Eur. Phys. J. Plus (2018) 133: 387
https://doi.org/10.1140/epjp/i2018-12218-4

Regular Article

Hybrid solitary waves for the generalized Kuramoto-Sivashinsky equation

¹ African Centre for Advanced Studies, P.O. Box 4477, Yaounde, Cameroon
² Lycée Technique Fulbert Bongotha, P.O. Box 15, Moanda, Gabon
³ Laboratoire Pluridisciplinaire des Sciences, Ecole Normale Supérieure, P.O. Box 17009, Libreville, Gabon
⁴ PREPAVOGT, P.O. Box 765, Yaounde, Cameroon

^* e-mail: belobodidier@gmail.com

Received: 15 March 2018
Accepted: 21 August 2018
Published online: 26 September 2018

Abstract

The generalized Kuramoto-Sivashinsky equation is considered. The Bogning-Djeumen Tchaho-Kofané method is used to study approximate solitary wave solutions of this equation.
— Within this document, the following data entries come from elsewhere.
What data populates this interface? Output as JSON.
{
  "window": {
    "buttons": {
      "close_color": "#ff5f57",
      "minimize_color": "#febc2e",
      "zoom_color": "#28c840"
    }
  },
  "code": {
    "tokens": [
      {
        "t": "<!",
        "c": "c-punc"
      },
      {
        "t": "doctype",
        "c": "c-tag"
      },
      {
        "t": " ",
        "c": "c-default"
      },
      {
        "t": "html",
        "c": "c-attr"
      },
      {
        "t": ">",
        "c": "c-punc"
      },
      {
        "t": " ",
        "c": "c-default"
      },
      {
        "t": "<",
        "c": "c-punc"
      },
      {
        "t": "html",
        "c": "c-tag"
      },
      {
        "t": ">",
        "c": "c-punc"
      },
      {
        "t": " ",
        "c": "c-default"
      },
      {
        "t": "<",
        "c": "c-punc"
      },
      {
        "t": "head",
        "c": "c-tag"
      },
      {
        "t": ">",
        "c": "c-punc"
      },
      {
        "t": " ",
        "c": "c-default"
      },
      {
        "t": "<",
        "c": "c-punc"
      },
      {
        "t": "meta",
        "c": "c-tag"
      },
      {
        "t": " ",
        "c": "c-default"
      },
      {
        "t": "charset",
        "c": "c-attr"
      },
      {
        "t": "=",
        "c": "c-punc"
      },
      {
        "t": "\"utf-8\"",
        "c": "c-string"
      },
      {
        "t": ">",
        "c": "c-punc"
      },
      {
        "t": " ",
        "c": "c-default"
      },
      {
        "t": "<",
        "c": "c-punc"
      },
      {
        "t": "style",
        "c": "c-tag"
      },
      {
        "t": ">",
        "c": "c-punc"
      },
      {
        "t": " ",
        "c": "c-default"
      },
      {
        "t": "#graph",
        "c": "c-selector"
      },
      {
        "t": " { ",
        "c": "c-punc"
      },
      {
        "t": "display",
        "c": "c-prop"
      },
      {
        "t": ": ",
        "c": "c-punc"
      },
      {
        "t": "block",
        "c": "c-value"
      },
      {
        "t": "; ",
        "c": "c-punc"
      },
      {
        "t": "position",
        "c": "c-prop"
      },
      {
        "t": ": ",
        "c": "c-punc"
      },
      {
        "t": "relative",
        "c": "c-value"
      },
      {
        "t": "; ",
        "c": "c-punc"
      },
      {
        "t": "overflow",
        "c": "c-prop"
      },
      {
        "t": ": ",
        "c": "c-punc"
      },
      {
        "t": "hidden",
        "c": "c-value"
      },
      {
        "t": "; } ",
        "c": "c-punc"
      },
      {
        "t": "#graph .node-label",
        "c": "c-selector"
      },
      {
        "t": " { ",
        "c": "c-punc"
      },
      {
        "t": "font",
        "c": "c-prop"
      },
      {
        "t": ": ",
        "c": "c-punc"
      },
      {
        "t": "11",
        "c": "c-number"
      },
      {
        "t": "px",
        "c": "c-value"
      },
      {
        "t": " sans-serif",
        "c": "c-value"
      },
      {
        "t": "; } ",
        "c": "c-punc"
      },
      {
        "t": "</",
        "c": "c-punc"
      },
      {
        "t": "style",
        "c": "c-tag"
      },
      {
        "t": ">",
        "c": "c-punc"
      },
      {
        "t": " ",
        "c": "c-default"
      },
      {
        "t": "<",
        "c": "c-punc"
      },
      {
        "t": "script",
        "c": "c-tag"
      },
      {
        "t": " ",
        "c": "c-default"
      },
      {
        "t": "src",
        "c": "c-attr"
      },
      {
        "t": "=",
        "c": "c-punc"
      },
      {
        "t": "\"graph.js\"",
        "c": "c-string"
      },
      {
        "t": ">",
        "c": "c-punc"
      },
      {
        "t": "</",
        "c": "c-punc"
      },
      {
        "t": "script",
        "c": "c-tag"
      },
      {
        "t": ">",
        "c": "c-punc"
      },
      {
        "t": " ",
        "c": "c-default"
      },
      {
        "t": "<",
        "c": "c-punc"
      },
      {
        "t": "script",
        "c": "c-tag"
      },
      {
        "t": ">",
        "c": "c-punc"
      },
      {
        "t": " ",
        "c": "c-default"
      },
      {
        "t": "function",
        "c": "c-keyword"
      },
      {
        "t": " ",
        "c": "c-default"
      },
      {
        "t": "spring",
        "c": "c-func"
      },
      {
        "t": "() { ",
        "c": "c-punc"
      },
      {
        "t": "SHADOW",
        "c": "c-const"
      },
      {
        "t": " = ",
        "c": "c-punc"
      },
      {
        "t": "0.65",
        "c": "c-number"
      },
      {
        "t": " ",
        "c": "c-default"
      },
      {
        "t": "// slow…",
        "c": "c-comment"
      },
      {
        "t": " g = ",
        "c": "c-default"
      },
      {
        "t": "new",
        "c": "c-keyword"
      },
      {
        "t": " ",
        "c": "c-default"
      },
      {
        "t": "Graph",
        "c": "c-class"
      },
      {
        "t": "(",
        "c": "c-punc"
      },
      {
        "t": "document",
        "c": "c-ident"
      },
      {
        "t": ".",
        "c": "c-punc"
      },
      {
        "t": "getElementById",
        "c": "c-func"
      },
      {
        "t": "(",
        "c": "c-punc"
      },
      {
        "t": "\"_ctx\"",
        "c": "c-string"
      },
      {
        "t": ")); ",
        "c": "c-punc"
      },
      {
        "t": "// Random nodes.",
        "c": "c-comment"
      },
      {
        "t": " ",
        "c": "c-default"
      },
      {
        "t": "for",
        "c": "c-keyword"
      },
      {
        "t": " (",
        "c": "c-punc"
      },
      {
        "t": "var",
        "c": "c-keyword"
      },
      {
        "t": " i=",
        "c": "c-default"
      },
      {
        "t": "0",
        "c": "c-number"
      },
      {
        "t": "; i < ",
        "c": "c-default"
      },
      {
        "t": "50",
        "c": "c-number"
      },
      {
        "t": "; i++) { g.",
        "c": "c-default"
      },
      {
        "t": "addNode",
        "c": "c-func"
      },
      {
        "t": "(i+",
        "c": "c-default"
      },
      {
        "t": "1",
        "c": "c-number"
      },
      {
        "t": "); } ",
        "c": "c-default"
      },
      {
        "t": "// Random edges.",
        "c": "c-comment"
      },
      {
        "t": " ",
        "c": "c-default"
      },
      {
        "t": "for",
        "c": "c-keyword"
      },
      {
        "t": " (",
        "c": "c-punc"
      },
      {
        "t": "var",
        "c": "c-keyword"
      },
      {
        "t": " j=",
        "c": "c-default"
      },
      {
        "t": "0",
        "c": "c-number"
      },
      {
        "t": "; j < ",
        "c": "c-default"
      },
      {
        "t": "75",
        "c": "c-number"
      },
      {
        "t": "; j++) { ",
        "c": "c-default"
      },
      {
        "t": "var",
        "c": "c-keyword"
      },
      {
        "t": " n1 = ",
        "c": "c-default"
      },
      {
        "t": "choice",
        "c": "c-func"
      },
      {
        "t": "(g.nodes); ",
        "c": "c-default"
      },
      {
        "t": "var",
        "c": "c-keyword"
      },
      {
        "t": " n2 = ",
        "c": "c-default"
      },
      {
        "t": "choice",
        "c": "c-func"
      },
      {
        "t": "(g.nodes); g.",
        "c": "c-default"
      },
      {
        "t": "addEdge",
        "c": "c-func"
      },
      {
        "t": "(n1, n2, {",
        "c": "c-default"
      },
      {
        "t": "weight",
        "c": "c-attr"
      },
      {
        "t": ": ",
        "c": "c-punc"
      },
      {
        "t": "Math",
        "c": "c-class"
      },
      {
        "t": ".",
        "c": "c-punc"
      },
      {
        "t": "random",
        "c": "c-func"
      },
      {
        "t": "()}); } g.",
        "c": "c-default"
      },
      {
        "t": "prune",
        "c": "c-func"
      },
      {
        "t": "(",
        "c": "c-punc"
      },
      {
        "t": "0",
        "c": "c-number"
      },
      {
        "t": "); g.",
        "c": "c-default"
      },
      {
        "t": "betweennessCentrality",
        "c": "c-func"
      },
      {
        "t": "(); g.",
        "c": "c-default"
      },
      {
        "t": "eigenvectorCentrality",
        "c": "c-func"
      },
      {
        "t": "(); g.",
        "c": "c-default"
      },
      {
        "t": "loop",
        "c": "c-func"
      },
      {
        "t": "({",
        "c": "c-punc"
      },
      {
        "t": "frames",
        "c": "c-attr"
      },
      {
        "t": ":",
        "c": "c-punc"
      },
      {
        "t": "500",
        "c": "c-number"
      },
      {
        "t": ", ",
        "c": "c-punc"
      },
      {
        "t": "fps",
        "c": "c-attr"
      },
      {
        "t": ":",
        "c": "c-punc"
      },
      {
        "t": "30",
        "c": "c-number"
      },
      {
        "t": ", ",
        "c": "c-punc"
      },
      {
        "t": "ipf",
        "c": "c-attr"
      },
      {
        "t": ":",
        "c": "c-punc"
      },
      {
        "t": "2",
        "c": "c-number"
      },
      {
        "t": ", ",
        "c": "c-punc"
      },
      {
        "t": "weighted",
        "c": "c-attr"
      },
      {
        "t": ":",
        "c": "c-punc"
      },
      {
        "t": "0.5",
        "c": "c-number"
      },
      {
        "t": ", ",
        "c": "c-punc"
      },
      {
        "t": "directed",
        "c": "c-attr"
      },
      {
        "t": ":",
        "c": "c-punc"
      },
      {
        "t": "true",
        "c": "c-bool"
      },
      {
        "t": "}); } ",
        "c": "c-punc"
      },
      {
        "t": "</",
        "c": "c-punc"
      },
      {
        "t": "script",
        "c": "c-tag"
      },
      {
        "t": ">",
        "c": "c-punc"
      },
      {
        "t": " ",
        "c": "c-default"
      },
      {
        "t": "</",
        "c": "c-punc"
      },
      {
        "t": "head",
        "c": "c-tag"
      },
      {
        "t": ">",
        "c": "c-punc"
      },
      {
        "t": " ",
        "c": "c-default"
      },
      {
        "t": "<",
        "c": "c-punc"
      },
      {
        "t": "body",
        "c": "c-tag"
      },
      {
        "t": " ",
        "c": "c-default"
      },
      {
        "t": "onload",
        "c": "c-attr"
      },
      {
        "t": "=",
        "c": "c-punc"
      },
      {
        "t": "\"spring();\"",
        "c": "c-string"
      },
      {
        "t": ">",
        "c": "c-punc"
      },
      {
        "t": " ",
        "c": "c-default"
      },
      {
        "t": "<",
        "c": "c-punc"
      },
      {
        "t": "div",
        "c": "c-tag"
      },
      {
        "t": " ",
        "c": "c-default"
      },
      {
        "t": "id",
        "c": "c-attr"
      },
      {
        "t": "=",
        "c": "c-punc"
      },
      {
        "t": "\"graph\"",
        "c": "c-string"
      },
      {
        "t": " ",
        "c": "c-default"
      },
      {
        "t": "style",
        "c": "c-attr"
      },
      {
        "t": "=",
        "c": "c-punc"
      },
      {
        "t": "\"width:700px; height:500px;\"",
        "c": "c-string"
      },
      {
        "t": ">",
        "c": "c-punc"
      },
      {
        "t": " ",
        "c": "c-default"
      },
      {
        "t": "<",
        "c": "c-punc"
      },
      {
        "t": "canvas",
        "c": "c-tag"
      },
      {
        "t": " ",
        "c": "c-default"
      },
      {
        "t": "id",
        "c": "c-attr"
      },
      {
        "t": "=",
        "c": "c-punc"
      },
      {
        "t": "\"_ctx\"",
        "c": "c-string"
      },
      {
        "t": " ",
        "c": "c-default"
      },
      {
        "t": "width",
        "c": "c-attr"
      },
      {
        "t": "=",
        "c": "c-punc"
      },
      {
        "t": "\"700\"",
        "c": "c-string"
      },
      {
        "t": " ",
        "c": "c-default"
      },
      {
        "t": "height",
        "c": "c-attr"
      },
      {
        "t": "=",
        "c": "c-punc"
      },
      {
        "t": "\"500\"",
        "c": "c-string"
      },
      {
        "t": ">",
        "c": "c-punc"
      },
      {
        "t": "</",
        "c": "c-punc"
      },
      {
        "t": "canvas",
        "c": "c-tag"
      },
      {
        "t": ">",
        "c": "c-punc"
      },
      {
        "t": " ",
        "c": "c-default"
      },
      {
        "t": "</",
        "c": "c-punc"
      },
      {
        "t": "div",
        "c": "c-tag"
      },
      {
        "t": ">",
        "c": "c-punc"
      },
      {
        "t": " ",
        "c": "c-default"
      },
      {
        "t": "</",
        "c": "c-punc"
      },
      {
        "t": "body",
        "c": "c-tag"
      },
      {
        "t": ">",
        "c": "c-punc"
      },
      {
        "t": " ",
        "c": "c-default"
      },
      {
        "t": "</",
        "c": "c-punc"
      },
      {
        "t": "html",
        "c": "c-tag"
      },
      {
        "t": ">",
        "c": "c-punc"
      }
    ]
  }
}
It is shown that the generalized Kuramoto-Sivashinsky equation has hybrid solitary wave solutions which are a combination of bright, kink, and dark solitary wave profiles, respectively. The possibility to alter the amplitude of each individual solitary wave of the combination allows to choose which profiles are dominant. Numerical simulations corroborate the analytical predictions with a good accuracy. Further numerical simulations reveal that the hybrid solitary wave solutions taken as a perturbation of the trivial solution remain stable for a relatively long time, hence might be observed in experiments.